O pressuposto recorrente nesta abordagem é que os mundos pessoais e sociais são definidos pela linguagem. Esta é vista não como um ‘espelho’ da realidade humana, mas como o elemento primordial da sua construção. “Diz-me em que comunicações, atos de fala e narrativas te envolves, dir-te-ei quem és e que qualidade de relações e mundos constróis”. Um elemento operativo fulcral desta perspetiva decorre do desenvolvimento do modelo do Inquérito Apreciativo (IA), criado por David Cooperrider (Neto, 2008). Trabalhando com este modelo, adotámos a perspetiva de Jackie Stavros e Cheri Torres que, recentemente, o expandiram. As autoras introduziram o paradigma das ‘Conversas que Valem a Pena’, unindo fenomenologia experiencial com elementos estruturais e estruturantes da comunicação nos sistemas humanos.

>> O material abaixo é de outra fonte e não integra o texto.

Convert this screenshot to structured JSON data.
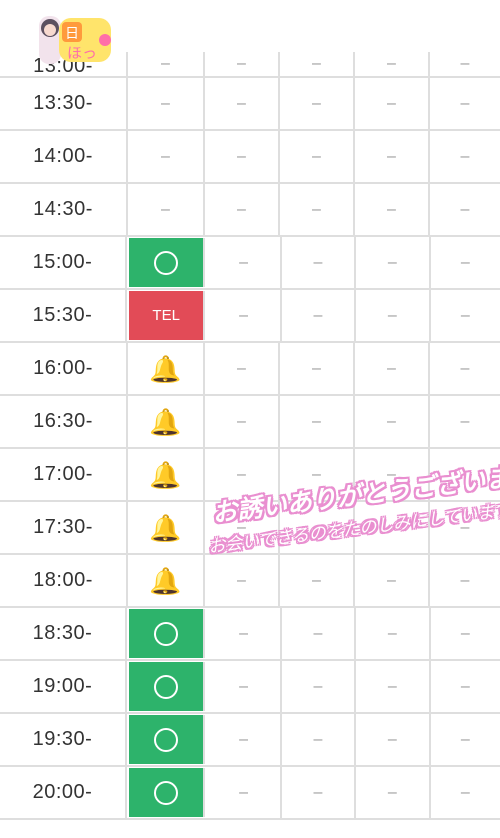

Como nas ogivas da arquitetura medieval (ou até anteriores, como no arco de Trajano em Merida) uma só ‘pedra’ sustém a complexidade de toda a estrutura, neste caso do sistema organizacional. Para as gerações “millennials” e Z, que nasceram já num contexto de ruído de fundo informativo, “fake news” e comunicações instrumentais e não construtivas, o contexto de pós-verdade conduziu à necessidade de aprendizagem para reagir com muita seletividade à qualidade das comunicações. Mas como se distinguem, então, estas comunicações em contexto de supervisões em GRH, das outras comunicações? Um esquema inspirado nas autoras e testado no âmbito da unidade curricular de Seminário de Práticas e Estágios da licenciatura em GRH do ISCSP define as seguintes categorias para as conversas de supervisão:
- Conversas desumanizantes, destrutivas e que deixam ‘energia negativa’. Por ex: “Lá está você outra vez a fazer asneira!”
- Conversas críticas que, ainda que sejam interrogativas e bem intencionadas, só veem o negativo, deixando um rasto de energia próximo do zero. Por ex: “Porque é não fez o trabalho como devia? O que há de errado consigo?”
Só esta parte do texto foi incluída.